With most attendees hailing from the world of retail, first-party data is not a new concept and there was plenty of advice for younger businesses on what does and doesn’t work best. Despite the differences in the businesses present, some advice was universal; offering good value exchange and giving the user something worthwhile for their data, constantly testing new ways of gathering, using and measuring data, and focusing on good content were at the forefront of discussions.
Google, somewhat inevitably, can offer greater details and further ideas here.
In just over a year’s time, Google will replace the universal analytics programme it provides us with a new, snazzier property: Google Analytics 4 (GA4). Despite the rather unimaginative new name, the changes in what users can do, and how we do them, are significant – both for the security of our customers, but also in respect of their technological evolution. Google themselves describe their new analytics beau as ‘privacy-focused and durable for the future’.
Few attendees mentioned GA4 unprompted, but it was probably the topic I talked around most, pressing others to adopt it now in tandem with universal analytics, gathering as much data as early as possible – after all, information is power. However, Google has stepped up their messaging about GA4 recently, meaning more businesses may now be scratching their heads about it all – though agencies like Fountain will long have been aware and have been planning accordingly.
In this article, someone far cleverer than me has put together a useful GA4 FAQ, which helps you by compiling all the interesting bits about it all, and helps by allowing me to avoid pretending I know enough to write several paragraphs on it.
The point to make with these examples is that there will always be new challenges and ways of doing things to resolve such issues, but the steadfast way to navigate change successfully is to always be open to learning new things and adopt them as early as possible.
The start of a conversation
The final takeaway is that no one thing can be solved by a solitary conversation or one visit to a networking event, but that they can be a vitally important asset in building business and continuing growth. Such sessions can spark genuine interest in other people’s businesses, as well as the willingness to re-evaluate our own position, but only by following up with determined effort will anything come of it as a result.

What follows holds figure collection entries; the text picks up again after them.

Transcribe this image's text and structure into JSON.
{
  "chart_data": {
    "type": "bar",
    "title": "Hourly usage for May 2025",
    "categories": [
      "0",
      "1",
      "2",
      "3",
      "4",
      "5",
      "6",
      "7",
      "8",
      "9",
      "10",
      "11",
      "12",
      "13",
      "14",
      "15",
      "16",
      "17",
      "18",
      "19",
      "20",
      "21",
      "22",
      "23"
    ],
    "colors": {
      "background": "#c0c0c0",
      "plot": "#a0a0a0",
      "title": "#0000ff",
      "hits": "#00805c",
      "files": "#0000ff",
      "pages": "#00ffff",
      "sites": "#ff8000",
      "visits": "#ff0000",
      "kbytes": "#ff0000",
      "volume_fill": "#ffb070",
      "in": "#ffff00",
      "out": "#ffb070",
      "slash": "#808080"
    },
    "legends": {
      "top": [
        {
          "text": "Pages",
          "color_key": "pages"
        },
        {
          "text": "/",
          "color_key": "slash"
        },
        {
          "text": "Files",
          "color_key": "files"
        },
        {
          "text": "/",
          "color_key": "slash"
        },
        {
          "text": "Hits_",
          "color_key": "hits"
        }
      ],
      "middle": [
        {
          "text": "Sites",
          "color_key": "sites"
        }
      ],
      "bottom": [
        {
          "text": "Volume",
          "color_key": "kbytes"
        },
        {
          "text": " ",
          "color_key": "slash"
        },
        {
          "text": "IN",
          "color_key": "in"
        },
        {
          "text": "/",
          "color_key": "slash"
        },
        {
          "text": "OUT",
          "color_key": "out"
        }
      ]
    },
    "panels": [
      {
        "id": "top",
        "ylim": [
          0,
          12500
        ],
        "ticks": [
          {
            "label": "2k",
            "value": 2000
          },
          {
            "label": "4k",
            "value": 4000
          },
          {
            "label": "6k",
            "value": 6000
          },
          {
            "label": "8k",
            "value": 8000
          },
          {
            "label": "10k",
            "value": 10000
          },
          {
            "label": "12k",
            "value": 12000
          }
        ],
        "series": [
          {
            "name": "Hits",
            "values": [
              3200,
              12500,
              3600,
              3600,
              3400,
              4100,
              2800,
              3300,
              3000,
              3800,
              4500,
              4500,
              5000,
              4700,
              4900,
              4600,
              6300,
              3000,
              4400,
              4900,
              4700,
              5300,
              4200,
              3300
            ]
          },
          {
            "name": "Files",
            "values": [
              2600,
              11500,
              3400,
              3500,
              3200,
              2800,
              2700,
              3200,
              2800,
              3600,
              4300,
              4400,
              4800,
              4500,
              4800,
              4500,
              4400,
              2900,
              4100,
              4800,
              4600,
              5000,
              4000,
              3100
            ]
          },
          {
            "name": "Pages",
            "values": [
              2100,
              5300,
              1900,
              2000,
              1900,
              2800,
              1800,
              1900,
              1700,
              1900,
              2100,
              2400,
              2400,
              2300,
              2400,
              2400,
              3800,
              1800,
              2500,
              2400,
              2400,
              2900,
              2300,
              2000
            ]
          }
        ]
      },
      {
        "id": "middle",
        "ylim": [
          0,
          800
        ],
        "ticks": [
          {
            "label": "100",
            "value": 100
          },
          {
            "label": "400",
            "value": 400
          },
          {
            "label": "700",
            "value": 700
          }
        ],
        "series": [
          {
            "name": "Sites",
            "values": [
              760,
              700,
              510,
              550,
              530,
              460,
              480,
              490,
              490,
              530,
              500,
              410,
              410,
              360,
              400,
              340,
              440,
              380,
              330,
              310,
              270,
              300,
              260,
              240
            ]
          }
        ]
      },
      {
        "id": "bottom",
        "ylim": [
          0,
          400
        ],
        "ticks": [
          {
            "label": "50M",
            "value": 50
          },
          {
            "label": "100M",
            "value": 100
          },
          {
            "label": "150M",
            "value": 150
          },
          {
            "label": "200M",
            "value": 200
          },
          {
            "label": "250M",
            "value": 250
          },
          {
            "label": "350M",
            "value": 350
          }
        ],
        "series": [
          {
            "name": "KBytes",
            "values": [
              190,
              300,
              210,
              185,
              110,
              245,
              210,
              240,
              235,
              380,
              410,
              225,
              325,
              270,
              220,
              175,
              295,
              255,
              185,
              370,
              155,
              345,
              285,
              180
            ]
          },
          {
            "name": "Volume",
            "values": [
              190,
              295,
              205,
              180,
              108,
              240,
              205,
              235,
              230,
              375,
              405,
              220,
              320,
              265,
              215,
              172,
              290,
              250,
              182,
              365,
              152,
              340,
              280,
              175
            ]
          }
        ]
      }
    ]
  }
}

It was reassuring to see collaboration begin in person, with different businesses planning to collaborate, or to meet up again to share ideas and experience. The mantra here is “working smarter, not harder” – and whilst this is the type of thing we can see plastered over LinkedIn as a ‘humble brag’ by annoyingly successful people, it can go beyond self-promotion and be used to provide us all with much needed time to prepare for and deliver change.
What I notice more with every new event I attend is the seeds that can be planted only by talking with those in a similar position. And in the midst of a very changeable landscape, it’s these conversations that offer the direction and reassurance these ideas need to blossom. Simply asking the question or raising a hand can start the dialogue which opens doors and offers answers.
At their worst, networking events are a tiresome, unenjoyable and unproductive way to spend a morning, but when done right (and over breakfast), events like these can be a genuine pleasure; seeing the ideas, energy and enthusiasm that time spent sharing knowledge and experience can produce – whether anyone there cares who you are, where you’re from and what you do … or not.